While touring the farm on the horse-drawn wagon, we saw hens that had free range of large areas of pasture. Most eggs you find in the store today come from factory farms where laying hens are caged and given no other choice but to eat medicated feeds and animal by-products that provide a cheap source of protein. The hens that Seven Sons Farm raises live in a large barn with bedded floor space, secluded egg nest boxes, natural lighting cycles and fresh air ventilation. Weather permitting, hens are also given access to pastures where they can enjoy the natural sunlight and scratch around while foraging for green plants and insects. They also feed them top quality feed made from their own corn and soybeans. The healthier the hen, the more nutritious eggs they lay!
And as far as their chickens and turkeys, they are also raised in open fields with lots of sunshine and fresh air. Their food consists of fresh grass, leaves, plant roots and all the little bugs, worms and small critters they can find. The birds are given access to free choice feed which consist mainly of ground seeds like corn & soybeans, mixed with plenty of vitamins and minerals. No drugs and no antibiotics of any kind. Seven Sons free-range birds are in a class all of their own. Many products in stores claim ‘natural’ or ‘free-range.’ This simply means that the birds did not spend their entire lives cooped up in cages. Actually, almost all poultry can be labeled “free-range.” Conventional meat birds (think, Tyson & Perdue) are raised in large barns where thousands of birds roam about on concrete or dirt/manure packed floors, usually without access to the outdoors. Because these birds are raised in such large numbers and are not given proper access to sunshine and fresh air, disease becomes a big problem. Producers are left with nothing else to do but give the birds drugs and antibiotics, which eventually filters down to the consumer. Their diets consist of medicated feeds mixed with the remains of dead chickens for added protein. The result of these irresponsible production practices is a very unhealthy and tasteless product. This is the kind of meat you will find in almost every grocery store and fast food restaurant. (I watched ‘undercover footage’ of these practices in the documentary “Food, Inc.” and it definitely made me re-consider the meat we buy.
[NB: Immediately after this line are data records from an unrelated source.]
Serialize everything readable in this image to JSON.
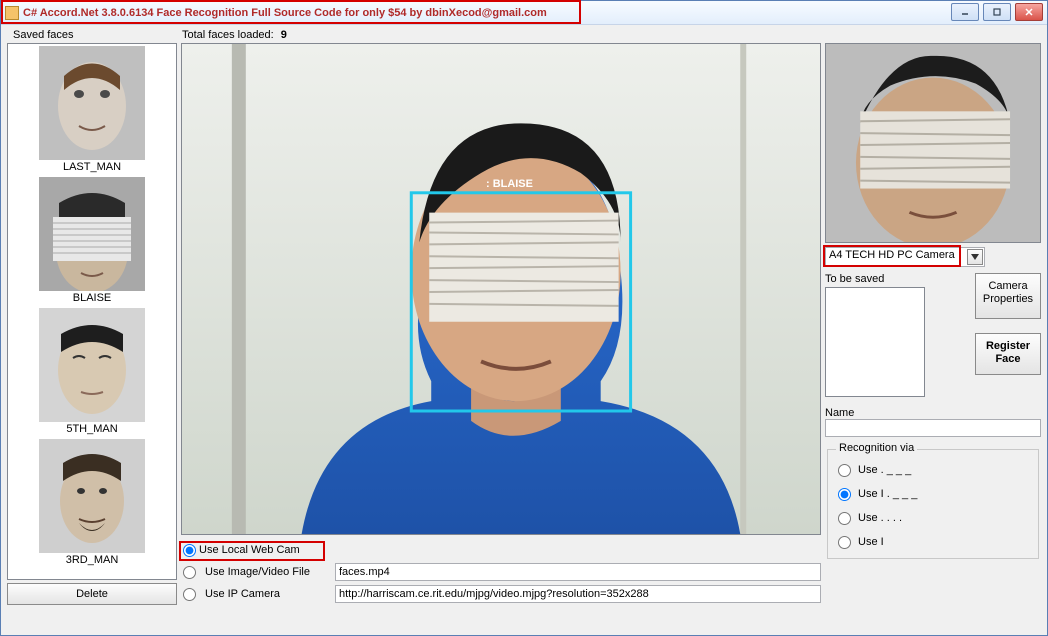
{
  "window": {
    "title": "C# Accord.Net 3.8.0.6134 Face Recognition Full Source Code for only $54 by dbinXecod@gmail.com"
  },
  "labels": {
    "saved_faces": "Saved faces",
    "total_faces": "Total faces loaded:",
    "total_faces_count": "9",
    "delete": "Delete",
    "to_be_saved": "To be saved",
    "name": "Name",
    "camera_props": "Camera Properties",
    "register_face": "Register Face"
  },
  "saved_faces": [
    {
      "label": "LAST_MAN"
    },
    {
      "label": "BLAISE"
    },
    {
      "label": "5TH_MAN"
    },
    {
      "label": "3RD_MAN"
    }
  ],
  "camera": {
    "selected": "A4 TECH HD PC Camera",
    "detected_name": "BLAISE"
  },
  "source": {
    "webcam_label": "Use Local Web Cam",
    "file_label": "Use Image/Video File",
    "file_value": "faces.mp4",
    "ip_label": "Use IP Camera",
    "ip_value": "http://harriscam.ce.rit.edu/mjpg/video.mjpg?resolution=352x288",
    "selected": "webcam"
  },
  "recognition": {
    "legend": "Recognition via",
    "options": [
      {
        "label": "Use .  _ _ _  ",
        "checked": false
      },
      {
        "label": "Use I . _ _ _  ",
        "checked": true
      },
      {
        "label": "Use . . . .",
        "checked": false
      },
      {
        "label": "Use I    ",
        "checked": false
      }
    ]
  }
}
I don’t think I’ve purchased conventional meat from these companies ever since watching it! I would HIGHLY recommend that documentary to anyone…VERY eye-opening! Seriously…)
And same idea with Seven Sons’ pigs. They will spend most of their time rooting around in the woods eating all kinds of things like plants, roots, leaves and wild berries. When they’re not eating, they will probably be either relaxing or having fun taking a mud bath!
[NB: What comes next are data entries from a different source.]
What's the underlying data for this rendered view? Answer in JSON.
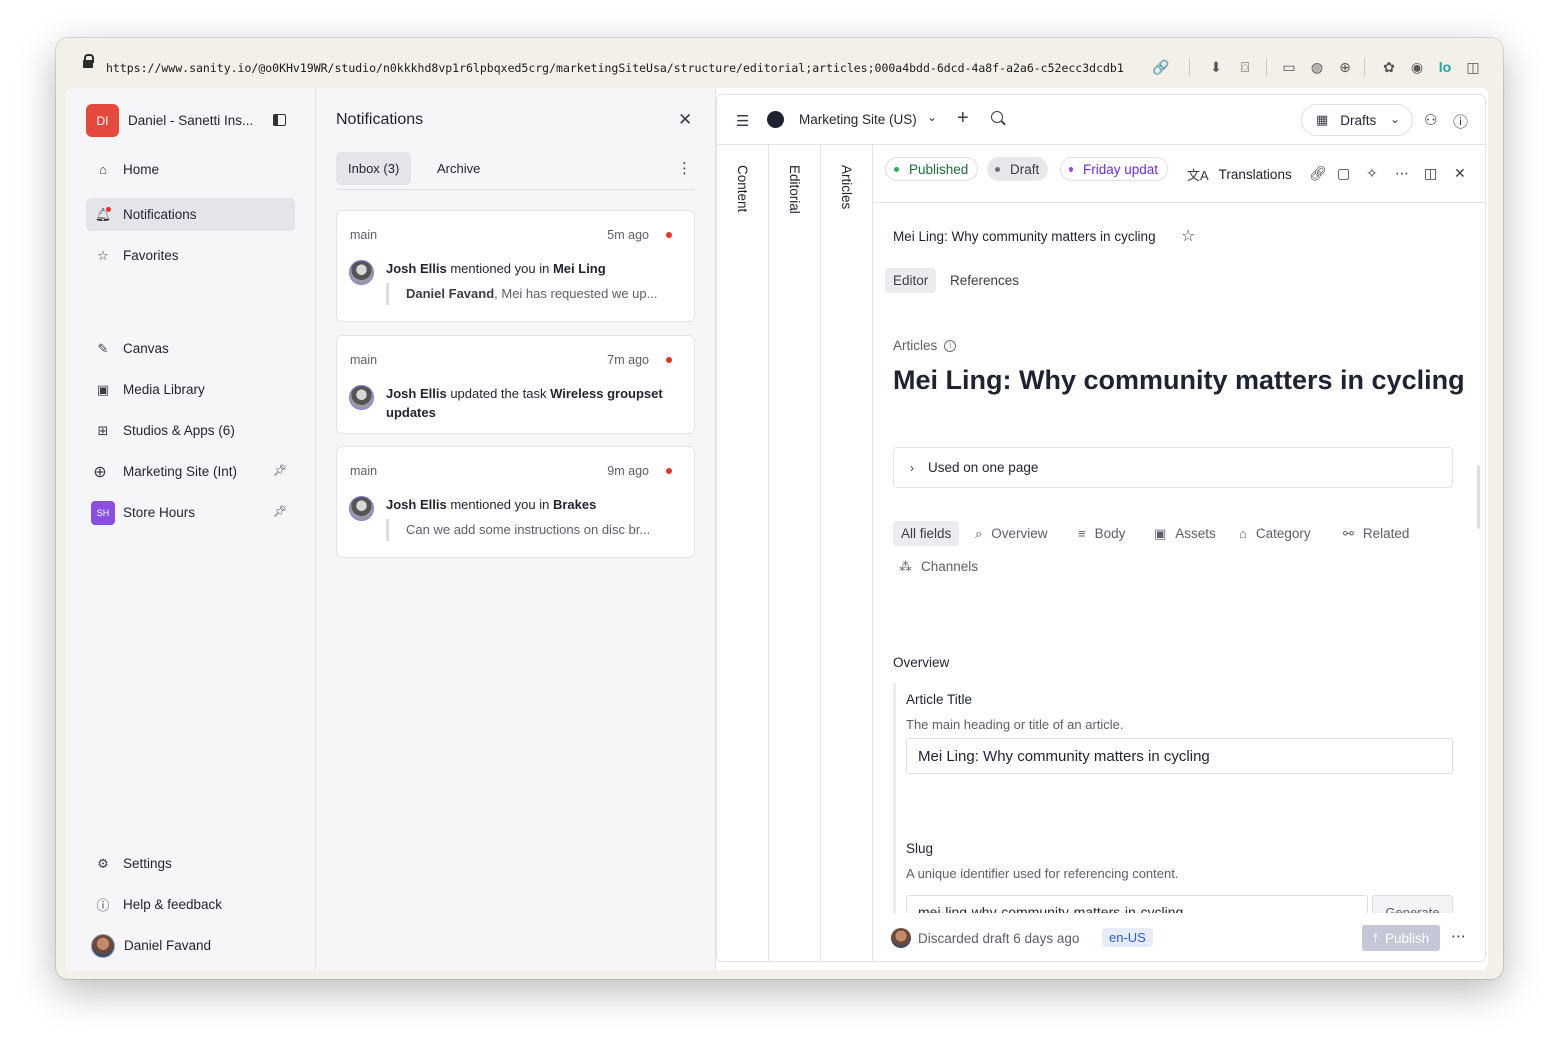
{
  "browser": {
    "url": "https://www.sanity.io/@o0KHv19WR/studio/n0kkkhd8vp1r6lpbqxed5crg/marketingSiteUsa/structure/editorial;articles;000a4bdd-6dcd-4a8f-a2a6-c52ecc3dcdb1"
  },
  "sidebar": {
    "workspace_badge": "DI",
    "workspace_name": "Daniel - Sanetti Ins...",
    "nav": {
      "home": "Home",
      "notifications": "Notifications",
      "favorites": "Favorites",
      "canvas": "Canvas",
      "media_library": "Media Library",
      "studios_apps": "Studios & Apps (6)",
      "marketing_site": "Marketing Site (Int)",
      "store_hours": "Store Hours",
      "store_hours_badge": "SH"
    },
    "bottom": {
      "settings": "Settings",
      "help": "Help & feedback",
      "user": "Daniel Favand"
    }
  },
  "notifications": {
    "title": "Notifications",
    "tabs": {
      "inbox": "Inbox (3)",
      "archive": "Archive"
    },
    "items": [
      {
        "branch": "main",
        "time": "5m ago",
        "actor": "Josh Ellis",
        "action": "mentioned you in",
        "target": "Mei Ling",
        "quote_author": "Daniel Favand",
        "quote": ", Mei has requested we up..."
      },
      {
        "branch": "main",
        "time": "7m ago",
        "actor": "Josh Ellis",
        "action": "updated the task",
        "target": "Wireless groupset updates"
      },
      {
        "branch": "main",
        "time": "9m ago",
        "actor": "Josh Ellis",
        "action": "mentioned you in",
        "target": "Brakes",
        "quote": "Can we add some instructions on disc br..."
      }
    ]
  },
  "main": {
    "site": "Marketing Site (US)",
    "perspective": "Drafts",
    "panes": {
      "content": "Content",
      "editorial": "Editorial",
      "articles": "Articles"
    },
    "doc": {
      "status": {
        "published": "Published",
        "draft": "Draft",
        "release": "Friday updat"
      },
      "translations": "Translations",
      "title_crumb": "Mei Ling: Why community matters in cycling",
      "tabs": {
        "editor": "Editor",
        "references": "References"
      },
      "type": "Articles",
      "heading": "Mei Ling: Why community matters in cycling",
      "used_on": "Used on one page",
      "field_groups": {
        "all": "All fields",
        "overview": "Overview",
        "body": "Body",
        "assets": "Assets",
        "category": "Category",
        "related": "Related",
        "channels": "Channels"
      },
      "section": "Overview",
      "article_title": {
        "label": "Article Title",
        "description": "The main heading or title of an article.",
        "value": "Mei Ling: Why community matters in cycling"
      },
      "slug": {
        "label": "Slug",
        "description": "A unique identifier used for referencing content.",
        "value": "mei-ling-why-community-matters-in-cycling",
        "generate": "Generate"
      },
      "footer": {
        "status": "Discarded draft 6 days ago",
        "locale": "en-US",
        "publish": "Publish"
      }
    }
  }
}
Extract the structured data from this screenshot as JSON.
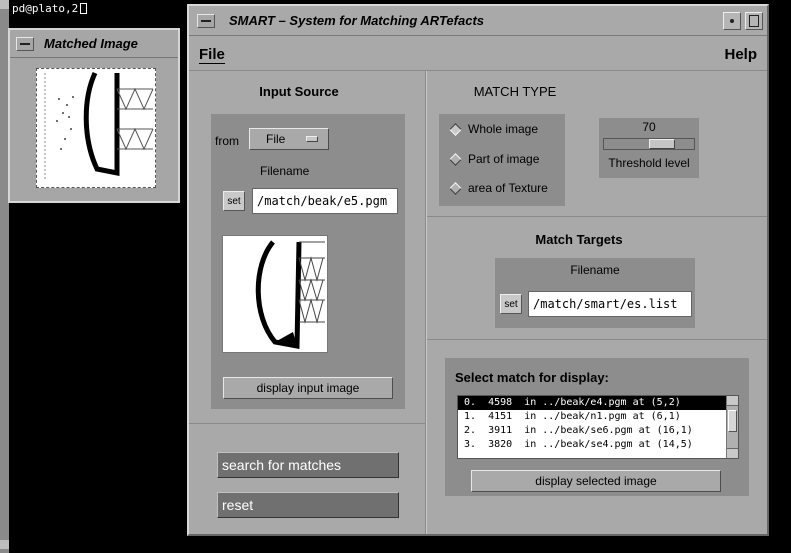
{
  "terminal": {
    "title": "pd@plato,2"
  },
  "matched_window": {
    "title": "Matched Image"
  },
  "main_window": {
    "title": "SMART – System for Matching ARTefacts"
  },
  "menu": {
    "file": "File",
    "help": "Help"
  },
  "input_source": {
    "heading": "Input Source",
    "from_label": "from",
    "from_option": "File",
    "filename_label": "Filename",
    "set_label": "set",
    "filename_value": "/match/beak/e5.pgm",
    "display_button": "display input image"
  },
  "match_type": {
    "heading": "MATCH TYPE",
    "options": [
      "Whole image",
      "Part of image",
      "area of Texture"
    ],
    "selected": "Whole image",
    "threshold_value": "70",
    "threshold_label": "Threshold level",
    "threshold_fraction": 0.7
  },
  "match_targets": {
    "heading": "Match Targets",
    "filename_label": "Filename",
    "set_label": "set",
    "filename_value": "/match/smart/es.list"
  },
  "results": {
    "heading": "Select match for display:",
    "rows": [
      "0.  4598  in ../beak/e4.pgm at (5,2)",
      "1.  4151  in ../beak/n1.pgm at (6,1)",
      "2.  3911  in ../beak/se6.pgm at (16,1)",
      "3.  3820  in ../beak/se4.pgm at (14,5)"
    ],
    "selected_index": 0,
    "display_button": "display selected image"
  },
  "actions": {
    "search": "search for matches",
    "reset": "reset"
  }
}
A few of my pictures from the Farm Festival:
(The farm festival was held as an opportunity to raise money for a small, traditional pig farmer in Michigan that is fighting his way through the legal system to keep his pigs and farm. His story has gained national attention.)
*Most of the animal-practices information in this article was summarized from what I found on Seven Sons Family Farm’s website.